Monday, March 19, 2018

The Vanishing Masterpieces

Although there’s a big difference between street art and graffiti the one thing they have in common is that they’re not welcome to the side of a building’s wall. What they both lack is the owner’s consent as they would a commissioned mural. Street art can be seen to some as a visual invasion, however beautiful it may be.

During my short time as a fashion courier I’ve run across several displays of street art that I captured on my cell phone, and I’m glad I did. To this day all of them have been painted over and are lost forever except in the memories of mine and other’s photographs. I’d like to share just a few of them with you.

Alec Monopoly’s art can be seen all over Hollywood and mostly employ the iconic character Uncle Pennybags from the Monopoly board game. Of all his works my favorite was the Goldie Hawn mural on Melrose one block west of Crescent Heights. Showing Hawn in her Laugh-In go-go dance resplendence with blue alien skin, it was an extra-large image startling to all those engaging in conspicuous consumption along the street of high-end fashion boutiques.

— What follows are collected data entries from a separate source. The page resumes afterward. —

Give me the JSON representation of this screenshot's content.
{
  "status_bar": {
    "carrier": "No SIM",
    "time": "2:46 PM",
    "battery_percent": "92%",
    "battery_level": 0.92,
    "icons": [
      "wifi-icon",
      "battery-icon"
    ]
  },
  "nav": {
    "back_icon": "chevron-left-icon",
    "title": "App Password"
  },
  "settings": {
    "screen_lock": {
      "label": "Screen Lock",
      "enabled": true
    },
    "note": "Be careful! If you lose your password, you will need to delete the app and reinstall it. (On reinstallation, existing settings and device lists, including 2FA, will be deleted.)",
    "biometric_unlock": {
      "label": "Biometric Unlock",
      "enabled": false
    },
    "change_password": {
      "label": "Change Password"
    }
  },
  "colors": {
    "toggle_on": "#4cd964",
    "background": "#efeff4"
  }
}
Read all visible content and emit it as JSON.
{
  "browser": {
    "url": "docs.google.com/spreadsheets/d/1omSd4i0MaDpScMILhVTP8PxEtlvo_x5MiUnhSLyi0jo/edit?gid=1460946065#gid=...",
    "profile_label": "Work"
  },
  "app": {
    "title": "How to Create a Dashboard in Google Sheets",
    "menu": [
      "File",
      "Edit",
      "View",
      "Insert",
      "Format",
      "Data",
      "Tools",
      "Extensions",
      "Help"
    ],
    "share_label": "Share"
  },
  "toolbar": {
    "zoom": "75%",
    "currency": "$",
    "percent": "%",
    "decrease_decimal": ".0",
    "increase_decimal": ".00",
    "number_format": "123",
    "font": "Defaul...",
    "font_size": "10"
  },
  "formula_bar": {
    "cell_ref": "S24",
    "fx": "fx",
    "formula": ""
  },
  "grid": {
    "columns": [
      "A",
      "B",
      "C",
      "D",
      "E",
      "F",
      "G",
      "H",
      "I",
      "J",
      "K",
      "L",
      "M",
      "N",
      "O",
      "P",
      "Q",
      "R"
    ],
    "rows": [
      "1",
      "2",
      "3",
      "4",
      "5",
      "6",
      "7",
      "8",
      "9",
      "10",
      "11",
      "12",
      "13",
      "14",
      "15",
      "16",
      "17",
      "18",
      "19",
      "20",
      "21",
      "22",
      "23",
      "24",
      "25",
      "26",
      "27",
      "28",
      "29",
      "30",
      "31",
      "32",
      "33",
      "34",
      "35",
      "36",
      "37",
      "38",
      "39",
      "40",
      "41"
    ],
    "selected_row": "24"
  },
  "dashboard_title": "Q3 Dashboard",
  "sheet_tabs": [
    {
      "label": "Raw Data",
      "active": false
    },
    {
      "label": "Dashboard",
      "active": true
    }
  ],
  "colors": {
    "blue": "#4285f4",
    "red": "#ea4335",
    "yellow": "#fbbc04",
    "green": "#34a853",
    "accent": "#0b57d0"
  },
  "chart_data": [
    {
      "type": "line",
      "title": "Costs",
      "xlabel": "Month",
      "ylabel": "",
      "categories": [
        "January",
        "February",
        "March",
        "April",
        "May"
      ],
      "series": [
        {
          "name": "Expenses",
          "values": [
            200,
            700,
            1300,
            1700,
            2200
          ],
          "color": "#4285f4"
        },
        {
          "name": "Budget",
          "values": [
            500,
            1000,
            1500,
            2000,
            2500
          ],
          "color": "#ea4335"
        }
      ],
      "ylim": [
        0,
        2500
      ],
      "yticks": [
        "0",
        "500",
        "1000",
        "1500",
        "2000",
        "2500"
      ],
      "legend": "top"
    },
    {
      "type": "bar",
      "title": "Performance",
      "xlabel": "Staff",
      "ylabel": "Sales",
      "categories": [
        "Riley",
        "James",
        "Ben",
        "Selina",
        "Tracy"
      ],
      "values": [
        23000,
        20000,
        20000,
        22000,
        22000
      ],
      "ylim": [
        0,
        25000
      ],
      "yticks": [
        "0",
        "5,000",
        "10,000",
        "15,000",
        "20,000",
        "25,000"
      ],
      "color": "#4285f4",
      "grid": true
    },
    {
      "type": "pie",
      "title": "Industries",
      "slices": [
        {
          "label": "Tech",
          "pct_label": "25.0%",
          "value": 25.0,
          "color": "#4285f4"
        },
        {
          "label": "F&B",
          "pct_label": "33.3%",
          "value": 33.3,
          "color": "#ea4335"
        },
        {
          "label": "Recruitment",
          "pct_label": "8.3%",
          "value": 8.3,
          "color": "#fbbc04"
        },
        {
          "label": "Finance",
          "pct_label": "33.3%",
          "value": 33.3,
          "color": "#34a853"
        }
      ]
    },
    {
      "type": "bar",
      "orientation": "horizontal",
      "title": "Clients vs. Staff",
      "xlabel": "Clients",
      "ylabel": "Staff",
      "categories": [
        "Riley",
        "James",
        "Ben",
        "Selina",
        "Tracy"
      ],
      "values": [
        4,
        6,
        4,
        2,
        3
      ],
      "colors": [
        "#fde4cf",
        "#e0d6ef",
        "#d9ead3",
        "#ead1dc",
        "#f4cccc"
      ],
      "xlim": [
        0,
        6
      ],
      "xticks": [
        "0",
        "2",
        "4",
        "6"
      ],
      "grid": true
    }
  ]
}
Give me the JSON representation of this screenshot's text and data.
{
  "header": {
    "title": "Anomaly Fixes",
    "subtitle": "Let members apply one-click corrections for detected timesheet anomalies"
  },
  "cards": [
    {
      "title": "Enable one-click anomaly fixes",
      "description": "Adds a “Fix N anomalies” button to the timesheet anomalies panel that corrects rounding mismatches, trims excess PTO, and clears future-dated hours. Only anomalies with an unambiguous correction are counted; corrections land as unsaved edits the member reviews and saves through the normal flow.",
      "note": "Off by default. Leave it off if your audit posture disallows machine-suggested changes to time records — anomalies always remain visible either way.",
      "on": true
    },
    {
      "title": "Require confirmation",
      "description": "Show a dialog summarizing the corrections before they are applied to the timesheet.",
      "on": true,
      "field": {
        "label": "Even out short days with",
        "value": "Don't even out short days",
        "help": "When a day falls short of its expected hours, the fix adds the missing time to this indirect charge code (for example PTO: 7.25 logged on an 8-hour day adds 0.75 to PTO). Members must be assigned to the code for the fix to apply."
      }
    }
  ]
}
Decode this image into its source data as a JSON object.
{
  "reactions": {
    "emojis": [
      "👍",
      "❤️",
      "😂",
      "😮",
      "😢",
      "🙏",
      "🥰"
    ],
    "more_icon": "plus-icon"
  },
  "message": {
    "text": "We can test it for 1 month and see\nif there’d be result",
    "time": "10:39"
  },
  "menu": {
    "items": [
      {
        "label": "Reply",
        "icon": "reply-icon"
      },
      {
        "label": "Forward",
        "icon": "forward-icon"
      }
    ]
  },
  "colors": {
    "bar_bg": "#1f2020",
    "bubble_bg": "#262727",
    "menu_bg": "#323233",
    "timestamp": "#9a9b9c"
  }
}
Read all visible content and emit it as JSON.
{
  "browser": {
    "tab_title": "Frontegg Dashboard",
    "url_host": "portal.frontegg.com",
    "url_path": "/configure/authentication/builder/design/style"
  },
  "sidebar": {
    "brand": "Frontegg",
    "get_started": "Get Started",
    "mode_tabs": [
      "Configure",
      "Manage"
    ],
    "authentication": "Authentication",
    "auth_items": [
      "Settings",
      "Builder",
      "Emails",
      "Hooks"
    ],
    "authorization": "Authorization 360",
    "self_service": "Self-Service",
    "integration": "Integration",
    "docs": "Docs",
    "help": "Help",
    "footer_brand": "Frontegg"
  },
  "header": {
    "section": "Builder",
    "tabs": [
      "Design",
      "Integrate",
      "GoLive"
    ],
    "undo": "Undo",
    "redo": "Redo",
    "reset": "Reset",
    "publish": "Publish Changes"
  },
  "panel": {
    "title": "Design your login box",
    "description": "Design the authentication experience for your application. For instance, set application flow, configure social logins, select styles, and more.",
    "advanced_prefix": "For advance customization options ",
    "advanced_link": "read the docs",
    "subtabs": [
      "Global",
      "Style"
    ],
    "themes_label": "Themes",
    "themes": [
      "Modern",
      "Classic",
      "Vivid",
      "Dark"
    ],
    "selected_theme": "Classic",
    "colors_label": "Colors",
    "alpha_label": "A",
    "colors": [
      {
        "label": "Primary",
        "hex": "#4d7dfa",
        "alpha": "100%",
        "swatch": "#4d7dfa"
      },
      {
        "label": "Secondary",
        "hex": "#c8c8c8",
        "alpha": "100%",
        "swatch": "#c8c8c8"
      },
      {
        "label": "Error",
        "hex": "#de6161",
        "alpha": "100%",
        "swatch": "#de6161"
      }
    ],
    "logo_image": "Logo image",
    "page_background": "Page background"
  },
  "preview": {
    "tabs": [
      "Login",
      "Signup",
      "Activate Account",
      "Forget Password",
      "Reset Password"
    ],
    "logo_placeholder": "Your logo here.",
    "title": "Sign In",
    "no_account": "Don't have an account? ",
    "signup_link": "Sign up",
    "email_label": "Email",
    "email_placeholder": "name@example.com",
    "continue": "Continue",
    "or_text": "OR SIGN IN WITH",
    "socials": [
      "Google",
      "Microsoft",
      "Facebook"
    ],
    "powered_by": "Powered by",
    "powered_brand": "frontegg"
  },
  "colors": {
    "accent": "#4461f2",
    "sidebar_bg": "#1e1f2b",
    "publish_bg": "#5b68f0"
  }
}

I also ran into several pieces in the alleys (!) of Rodeo Drive. Here’s one of Barbie’s mod cousin Casey with the line “PORNSTAR” atop her crown poised above her head. Could this be a soft indictment of all over-pampered blondes of Beverly Hills? Hard to tell, and even harder now that it’s been painted over.

Then there’s the matter of Becca, a street artist who’s been posting her work spasmodically for the past twenty-plus years all over Los Angeles. This work was also posted in the alleys of Rodeo Drive, and in true Becca fashion is done in her classic children’s book style. While some may find her work surreal and even creepy in its uncorrupted innocence, I find something very peaceful and bizarrely reassuring in her refusal to seek social commentary in her work, or am I wrong? Is this piece meant to advise one and all that her piece is the only thing innocent in all of Beverly Hills, populated with the most decadent and corrupted souls in all of California? One wonders.

One wall which probably won’t have to lose sleep over being painted over is the vintage store wall on the corner of Melrose and Curson. An area at once chic, consumerist but funky, this wall is a great jam of multiple artists allowed to post their work together in one cool as hell gallery (of sorts). This is how Melrose Avenue got its groove in the first place, and it’s reassuring to know that some people still remember and probably revere the old days. The days of art over money, however short lasting that was.